Liberarsi della zavorra per volare leggeri – per volare adesso.

 

* La foto è stata scattata sulle Alpi, a oltre 1800 metri di quota, e non conosco la specie di appartenenza della farfalla. Per la Vanessa cardui: “Round-trip across the Sahara: Afrotropical Painted Lady butterflies recolonize the Mediterranean in early spring.” Reperibile on line: https://royalsocietypublishing.org/doi/10.1098/rsbl.2018.0274

I fiumi scendevano a oriente

Leonard Clark atterrò all’aeroporto di Lima il 10 giugno 1946. Era a caccia di tesori. Con un equipaggiamento ridotto al minimo, con un solo compagno, in totale autosufficienza, si avventurò nella giungla scendendo dalle Ande peruviane. Cercava le sette mitiche città di cui parlavano i conquistadores spagnoli, le città dell’Eldorado, che nessuno aveva mai trovato. Aveva frequentato l’università di California, si era laureato. Cominciò a lavorare in una banca, ma furono solo delle parentesi: partì per il Borneo, viaggio per il mondo, si arruolò nei servizi segreti durante la seconda guerra mondiale e operò dietro le linee giapponesi in Cina, e infine la discesa per i fiumi e le foreste del Perù e del Brasile.

Ho incontrato la storia di Leonard Clark quando avevo 13 anni, frequentavo la seconda media. Una supplente di italiano, giovane e carina, ci aveva parlato della storia di questo esploratore e scrittore, e indicato il titolo del suo libro che raccontava i viaggi in Sud America. Comprai subito il volume – I fiumi scendevano a oriente – e mi immersi in un mondo totalmente nuovo e sconosciuto, ancora intatto, popolato da serpenti dal veleno mortale, da foreste primordiali, da genti ancora indipendenti e libere di vivere nella foresta, da temibili cacciatori di teste delle tribù Jívaro Huambiza.

La lettura di quel libro è stata una vera esperienza, una occasione per conoscere realtà e costumi totalmente altri, di viaggiare in maniera autentica – anche se non mi ero mosso da casa – perché il viaggio, in realtà, è innanzitutto un fatto intellettuale e interiore.
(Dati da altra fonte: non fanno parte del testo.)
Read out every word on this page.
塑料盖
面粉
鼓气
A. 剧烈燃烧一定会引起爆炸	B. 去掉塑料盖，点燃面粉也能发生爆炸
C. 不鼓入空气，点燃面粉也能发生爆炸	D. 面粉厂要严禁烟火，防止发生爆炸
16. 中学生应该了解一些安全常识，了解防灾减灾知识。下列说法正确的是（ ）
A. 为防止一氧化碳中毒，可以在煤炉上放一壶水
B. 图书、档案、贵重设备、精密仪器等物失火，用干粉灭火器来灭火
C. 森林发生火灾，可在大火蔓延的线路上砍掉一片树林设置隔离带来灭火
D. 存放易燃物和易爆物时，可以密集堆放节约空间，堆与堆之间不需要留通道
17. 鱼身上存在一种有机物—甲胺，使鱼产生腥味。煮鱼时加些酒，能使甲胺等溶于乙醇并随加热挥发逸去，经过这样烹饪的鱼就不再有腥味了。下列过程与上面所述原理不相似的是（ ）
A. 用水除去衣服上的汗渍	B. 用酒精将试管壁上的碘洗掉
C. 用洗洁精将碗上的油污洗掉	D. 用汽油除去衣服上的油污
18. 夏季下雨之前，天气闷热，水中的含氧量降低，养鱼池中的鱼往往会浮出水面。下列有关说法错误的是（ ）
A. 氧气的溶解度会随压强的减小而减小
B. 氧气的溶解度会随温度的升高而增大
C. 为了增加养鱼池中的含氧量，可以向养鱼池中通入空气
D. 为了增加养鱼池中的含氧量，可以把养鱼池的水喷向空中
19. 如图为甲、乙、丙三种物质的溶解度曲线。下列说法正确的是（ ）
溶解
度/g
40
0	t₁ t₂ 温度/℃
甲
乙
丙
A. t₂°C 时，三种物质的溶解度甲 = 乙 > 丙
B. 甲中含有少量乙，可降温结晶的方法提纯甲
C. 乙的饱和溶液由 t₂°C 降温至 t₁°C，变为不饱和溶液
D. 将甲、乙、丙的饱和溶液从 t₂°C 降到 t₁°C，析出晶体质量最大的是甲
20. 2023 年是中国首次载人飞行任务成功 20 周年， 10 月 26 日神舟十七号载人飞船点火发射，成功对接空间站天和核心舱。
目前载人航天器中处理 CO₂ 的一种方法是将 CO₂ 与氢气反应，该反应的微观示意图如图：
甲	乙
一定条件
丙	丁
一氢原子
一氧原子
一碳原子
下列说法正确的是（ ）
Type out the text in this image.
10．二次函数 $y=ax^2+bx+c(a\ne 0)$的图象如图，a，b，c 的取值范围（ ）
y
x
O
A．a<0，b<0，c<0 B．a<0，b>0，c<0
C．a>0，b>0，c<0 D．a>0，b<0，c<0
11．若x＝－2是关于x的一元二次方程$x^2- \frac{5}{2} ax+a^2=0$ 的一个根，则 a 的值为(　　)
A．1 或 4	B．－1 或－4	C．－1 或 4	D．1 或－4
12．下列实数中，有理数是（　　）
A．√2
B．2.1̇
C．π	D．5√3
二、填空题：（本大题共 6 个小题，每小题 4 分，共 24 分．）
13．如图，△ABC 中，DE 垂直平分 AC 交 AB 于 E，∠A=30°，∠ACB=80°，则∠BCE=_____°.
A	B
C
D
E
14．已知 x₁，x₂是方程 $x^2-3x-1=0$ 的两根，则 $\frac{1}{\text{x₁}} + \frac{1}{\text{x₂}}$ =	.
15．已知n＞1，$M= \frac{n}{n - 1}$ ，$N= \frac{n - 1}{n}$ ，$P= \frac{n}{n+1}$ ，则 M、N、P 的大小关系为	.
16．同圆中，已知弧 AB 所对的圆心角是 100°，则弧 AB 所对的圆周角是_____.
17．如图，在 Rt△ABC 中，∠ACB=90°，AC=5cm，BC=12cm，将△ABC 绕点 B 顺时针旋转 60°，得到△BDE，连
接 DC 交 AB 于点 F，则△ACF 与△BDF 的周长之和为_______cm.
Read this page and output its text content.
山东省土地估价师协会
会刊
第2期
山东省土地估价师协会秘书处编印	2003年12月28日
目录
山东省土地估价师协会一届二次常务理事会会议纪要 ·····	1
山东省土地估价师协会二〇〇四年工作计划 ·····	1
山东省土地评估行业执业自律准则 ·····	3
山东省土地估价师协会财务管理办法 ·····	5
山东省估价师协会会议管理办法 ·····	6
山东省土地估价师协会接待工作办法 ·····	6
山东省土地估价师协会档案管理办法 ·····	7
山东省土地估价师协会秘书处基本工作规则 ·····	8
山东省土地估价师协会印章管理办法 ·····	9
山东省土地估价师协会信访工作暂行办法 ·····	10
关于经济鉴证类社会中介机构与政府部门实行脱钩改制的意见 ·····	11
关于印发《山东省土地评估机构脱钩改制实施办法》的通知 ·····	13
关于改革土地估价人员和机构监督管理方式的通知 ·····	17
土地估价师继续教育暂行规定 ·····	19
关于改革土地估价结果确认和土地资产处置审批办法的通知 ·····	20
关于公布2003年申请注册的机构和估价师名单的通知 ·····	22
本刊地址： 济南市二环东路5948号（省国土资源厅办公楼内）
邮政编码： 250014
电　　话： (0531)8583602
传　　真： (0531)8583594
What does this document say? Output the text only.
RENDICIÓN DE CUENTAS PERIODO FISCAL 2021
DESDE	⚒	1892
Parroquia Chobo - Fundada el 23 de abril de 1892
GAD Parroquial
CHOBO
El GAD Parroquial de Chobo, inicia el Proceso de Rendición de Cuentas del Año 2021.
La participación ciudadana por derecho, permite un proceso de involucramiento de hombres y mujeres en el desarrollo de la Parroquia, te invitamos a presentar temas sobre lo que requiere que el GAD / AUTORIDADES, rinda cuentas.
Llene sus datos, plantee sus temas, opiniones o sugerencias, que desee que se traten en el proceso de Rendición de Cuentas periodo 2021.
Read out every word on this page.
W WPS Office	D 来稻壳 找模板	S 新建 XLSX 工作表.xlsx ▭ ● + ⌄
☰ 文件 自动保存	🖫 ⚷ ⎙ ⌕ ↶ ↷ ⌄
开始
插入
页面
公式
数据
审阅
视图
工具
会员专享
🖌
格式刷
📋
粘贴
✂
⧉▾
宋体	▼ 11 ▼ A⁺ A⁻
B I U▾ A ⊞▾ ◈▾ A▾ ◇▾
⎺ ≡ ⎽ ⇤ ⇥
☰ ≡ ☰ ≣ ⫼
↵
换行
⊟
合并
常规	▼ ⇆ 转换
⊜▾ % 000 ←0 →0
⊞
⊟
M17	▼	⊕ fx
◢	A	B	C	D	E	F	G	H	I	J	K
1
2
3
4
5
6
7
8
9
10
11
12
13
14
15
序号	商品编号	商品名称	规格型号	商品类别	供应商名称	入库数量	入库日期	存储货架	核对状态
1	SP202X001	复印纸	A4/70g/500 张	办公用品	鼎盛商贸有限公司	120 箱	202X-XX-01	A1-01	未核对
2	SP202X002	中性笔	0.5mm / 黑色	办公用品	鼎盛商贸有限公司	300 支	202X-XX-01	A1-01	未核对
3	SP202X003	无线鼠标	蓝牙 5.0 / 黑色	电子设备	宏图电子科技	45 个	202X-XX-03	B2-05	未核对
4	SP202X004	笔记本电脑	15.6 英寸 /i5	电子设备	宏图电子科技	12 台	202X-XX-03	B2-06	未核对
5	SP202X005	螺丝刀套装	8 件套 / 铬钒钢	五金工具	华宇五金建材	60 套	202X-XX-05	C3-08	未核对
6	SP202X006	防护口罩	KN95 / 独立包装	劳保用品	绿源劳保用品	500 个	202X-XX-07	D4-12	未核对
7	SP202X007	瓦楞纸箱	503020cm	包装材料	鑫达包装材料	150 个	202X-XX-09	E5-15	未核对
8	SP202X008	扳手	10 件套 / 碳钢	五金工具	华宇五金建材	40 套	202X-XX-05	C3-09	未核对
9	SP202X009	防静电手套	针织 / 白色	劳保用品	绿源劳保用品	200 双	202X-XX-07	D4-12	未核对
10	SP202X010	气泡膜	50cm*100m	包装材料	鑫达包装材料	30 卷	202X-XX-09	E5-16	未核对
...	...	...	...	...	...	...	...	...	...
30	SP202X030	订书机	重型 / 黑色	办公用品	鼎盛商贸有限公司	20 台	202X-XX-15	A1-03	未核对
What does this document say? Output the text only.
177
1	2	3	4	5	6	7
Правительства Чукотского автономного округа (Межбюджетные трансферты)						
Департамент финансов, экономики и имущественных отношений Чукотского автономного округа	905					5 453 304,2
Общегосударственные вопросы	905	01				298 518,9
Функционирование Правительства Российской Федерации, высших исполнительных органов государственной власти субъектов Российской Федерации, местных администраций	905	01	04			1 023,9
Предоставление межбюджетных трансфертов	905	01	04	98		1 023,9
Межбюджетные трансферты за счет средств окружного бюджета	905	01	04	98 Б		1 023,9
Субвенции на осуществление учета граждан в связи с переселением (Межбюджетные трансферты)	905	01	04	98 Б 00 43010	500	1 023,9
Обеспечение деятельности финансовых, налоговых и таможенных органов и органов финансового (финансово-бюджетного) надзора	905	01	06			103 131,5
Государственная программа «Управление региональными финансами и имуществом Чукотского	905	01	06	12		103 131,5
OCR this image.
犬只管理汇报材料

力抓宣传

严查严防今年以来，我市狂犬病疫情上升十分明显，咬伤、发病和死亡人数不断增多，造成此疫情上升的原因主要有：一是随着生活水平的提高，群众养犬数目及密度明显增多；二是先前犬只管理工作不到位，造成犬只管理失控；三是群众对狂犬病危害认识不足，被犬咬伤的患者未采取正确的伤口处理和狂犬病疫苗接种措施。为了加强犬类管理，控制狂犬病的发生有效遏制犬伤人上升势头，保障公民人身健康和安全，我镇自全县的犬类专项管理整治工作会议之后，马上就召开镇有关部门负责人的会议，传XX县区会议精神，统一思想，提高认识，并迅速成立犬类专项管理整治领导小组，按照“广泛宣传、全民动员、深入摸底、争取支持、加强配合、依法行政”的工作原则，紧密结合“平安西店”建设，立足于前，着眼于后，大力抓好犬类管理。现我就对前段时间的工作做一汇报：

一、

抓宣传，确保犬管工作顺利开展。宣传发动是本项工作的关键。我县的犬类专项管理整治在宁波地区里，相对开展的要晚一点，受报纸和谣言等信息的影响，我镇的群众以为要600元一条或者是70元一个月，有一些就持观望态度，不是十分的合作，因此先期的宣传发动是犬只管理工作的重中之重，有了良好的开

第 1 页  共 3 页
Quel mondo, oggi, non esiste più.

Nel frattempo la popolazione mondiale è triplicata. I viaggi “avventura” sono praticamente diventati un affare per agenzie di viaggi specializzate e, ormai, le aree veramente selvagge sono quasi del tutto sparite. Gli appetiti dei commercianti di legname, di governanti e funzionari, delle multinazionali dei settori minerario e petrolifero, degli allevatori di animali destinati a diventare polpette per le catene dei fast food, hanno portato alla distruzione di gran parte della foresta amazzonica. Per fare posto a coltivazioni di erbe impiegate come mangime per ingrassare le vacche.

I Chama, i Campa, i Jívaro, dove sono oggi? Quanti brandelli del loro mondo sono rimasti?

Frammenti di queste storie sono nel film Il sale della terra e le racconta Sebastião Salgado.